A man walks into a bar he’s never visited before, and settles down to order a drink.

Before long, he notices someone sitting in the corner – a man who appears normal in every regard except that his head is a gigantic orange. Curious, the newcomer asks the bartender “What’s up with the guy in the corner? The one with the-” but the bartender interrupts and says “Honestly, your best bet is just to buy him a drink and ask him yourself.”

So the newcomer buys two drinks and wanders over to the table in the corner. The man with a gigantic orange for a head looks up, sighs, and says “Let me guess. You’re here to ask about my head being a gigantic orange, aren’t you?” The newcomer replies “I’m sorry but I was just so curious”, and he hands over the drink.

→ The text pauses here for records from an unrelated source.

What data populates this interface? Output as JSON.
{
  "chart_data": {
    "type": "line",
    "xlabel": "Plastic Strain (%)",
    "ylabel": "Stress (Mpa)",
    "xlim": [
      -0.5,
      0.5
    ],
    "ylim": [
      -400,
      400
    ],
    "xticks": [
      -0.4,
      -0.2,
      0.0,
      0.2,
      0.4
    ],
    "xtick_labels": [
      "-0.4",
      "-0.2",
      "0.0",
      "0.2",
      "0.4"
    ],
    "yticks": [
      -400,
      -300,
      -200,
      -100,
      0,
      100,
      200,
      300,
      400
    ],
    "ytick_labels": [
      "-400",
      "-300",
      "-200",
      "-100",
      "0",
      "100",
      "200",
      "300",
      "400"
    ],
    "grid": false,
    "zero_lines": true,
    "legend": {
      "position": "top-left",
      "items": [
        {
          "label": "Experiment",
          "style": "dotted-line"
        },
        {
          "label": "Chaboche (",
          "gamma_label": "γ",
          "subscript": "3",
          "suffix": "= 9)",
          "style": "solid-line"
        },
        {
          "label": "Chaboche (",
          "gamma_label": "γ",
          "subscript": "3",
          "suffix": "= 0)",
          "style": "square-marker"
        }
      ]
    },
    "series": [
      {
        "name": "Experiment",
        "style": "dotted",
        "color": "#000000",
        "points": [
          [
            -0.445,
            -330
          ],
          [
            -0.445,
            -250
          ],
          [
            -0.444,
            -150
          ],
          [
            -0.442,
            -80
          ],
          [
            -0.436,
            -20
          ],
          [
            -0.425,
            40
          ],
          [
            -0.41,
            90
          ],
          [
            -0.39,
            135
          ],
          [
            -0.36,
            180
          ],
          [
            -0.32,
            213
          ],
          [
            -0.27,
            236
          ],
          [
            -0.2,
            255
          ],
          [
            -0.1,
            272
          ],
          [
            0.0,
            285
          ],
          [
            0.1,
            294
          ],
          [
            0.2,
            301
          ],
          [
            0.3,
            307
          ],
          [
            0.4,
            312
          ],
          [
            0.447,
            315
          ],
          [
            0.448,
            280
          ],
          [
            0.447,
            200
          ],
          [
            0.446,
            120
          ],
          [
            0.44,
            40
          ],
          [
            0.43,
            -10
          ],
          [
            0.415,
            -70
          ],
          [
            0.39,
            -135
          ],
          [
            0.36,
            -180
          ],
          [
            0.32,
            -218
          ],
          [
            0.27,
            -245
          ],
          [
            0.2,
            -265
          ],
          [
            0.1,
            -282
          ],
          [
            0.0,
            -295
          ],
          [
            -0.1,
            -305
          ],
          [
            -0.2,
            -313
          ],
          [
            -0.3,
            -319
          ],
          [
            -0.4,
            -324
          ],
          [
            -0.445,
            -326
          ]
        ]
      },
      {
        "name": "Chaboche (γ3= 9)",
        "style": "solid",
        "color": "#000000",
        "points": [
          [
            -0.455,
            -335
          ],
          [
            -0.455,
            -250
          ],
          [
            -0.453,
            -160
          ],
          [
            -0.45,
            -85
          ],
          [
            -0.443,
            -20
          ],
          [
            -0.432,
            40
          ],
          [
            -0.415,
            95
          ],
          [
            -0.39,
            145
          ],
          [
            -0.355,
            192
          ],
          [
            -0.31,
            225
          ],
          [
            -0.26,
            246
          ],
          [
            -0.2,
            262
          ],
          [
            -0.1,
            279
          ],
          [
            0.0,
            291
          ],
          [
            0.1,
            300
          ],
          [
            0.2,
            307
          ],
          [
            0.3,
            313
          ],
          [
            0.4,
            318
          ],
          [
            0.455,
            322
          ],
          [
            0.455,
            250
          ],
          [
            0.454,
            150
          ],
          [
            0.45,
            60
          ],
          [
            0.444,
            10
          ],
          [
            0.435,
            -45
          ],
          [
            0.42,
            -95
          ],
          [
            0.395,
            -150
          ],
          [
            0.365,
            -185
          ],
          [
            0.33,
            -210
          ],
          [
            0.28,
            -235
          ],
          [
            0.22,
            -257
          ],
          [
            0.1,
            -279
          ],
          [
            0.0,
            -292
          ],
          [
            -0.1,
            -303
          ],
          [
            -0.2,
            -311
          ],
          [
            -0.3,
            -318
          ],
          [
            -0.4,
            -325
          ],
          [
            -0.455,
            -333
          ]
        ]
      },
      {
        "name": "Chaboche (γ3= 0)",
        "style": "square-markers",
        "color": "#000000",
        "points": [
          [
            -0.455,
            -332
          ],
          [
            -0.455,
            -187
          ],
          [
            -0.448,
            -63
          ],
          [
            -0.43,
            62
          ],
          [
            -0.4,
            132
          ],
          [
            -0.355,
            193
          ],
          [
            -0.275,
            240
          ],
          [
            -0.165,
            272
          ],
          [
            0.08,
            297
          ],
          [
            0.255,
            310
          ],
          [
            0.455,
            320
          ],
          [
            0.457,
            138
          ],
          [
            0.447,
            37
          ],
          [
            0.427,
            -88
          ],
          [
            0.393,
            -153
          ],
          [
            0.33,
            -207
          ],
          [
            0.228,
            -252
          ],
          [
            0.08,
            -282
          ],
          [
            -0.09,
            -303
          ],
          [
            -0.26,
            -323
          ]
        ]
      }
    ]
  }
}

The man with a gigantic orange for a head shrugs and begins his story: “When I was a younger man, desperate for money, I would spend my days wandering the beach with a metal detector trying to find coins or scrap to sell. One day I found a strange object – an old oil lamp. I scooped the sand away and dusted the lamp off as best I could, and the lamp started to glow with an unearthly light. Before I could blink, a genie stood before me, majestic and bold!”

The newcomer looks skeptical. “A genie?” he says, “Yeah right!”

The man with a gigantic head for an orange just holds a hand up and continues with the story: “The genie promised me three wishes – anything I could desire! I thought long and hard, because I had read the tales of tricksy genies who would twist your words to change your wish into a dreadful curse. After pondering for an hour, I made my first wish – I wished to be so wealthy that I could live lavishly for my entire life without working another day, and the wealth must be my own wealth, obtained through both legal and ethical means. The genie simply nodded and when I checked my bank balance on my phone, it showed a balance of billions of dollars! I was instantly one of the wealthiest people in the world, and as far as I know the genie hadn’t twisted my wish.”

“Very clever,” says the newcomer, “but that doesn’t explain why your head is a gigantic orange! That’s the part that I’m really interested in!”

“I’m getting to it,” replies the man with a gigantic orange for a head. He orders another drink, and once the next round arrives he continues his story: “For my second wish, I still needed to make sure the genie couldn’t twist my words against me. I worked for two hours to get the phrasing just right! Having found the right words, so careful that the genie couldn’t find a loophole, I made my second wish – I wished to be loved by, and to love in return, the most perfect woman I could ever meet – suited to me physically, mentally, and emotionally. The genie simply nodded, and suddenly a beautiful woman came running down the beach toward me. She instantly declared her love for me, and we started dating – in fact, we’re still happily married today, and she’s just as beautiful and kind and passionate as the day I met her. As far as I know, the genie hadn’t twisted my wish.”

“Wow, that’s a lovely part of the story,” says the newcomer. “I’m glad it worked out well for you, but again I really must insist – please can you get to the part that explains why your head is a gigantic orange?!”

“Don’t rush me,” says the man with a gigantic orange for a head. Starting to slur a little, he calls for another drink. Once the bartender drops the drink at the table, the man with a gigantic orange for a head continues: “You’ve been asking about why my head is a gigantic orange, and here’s where you get your answer. As you’ve heard, for my other wishes I was so careful, I spent hours thinking of the right thing to say, and those wishes brought me more happiness than you could ever know, but for my third wish… well, the third wish is where I made a foolish mistake. I’ll regret it until the day I die, I can’t believe I did something so stupid! You see, for the third wish, I wished my head was a gigantic orange.”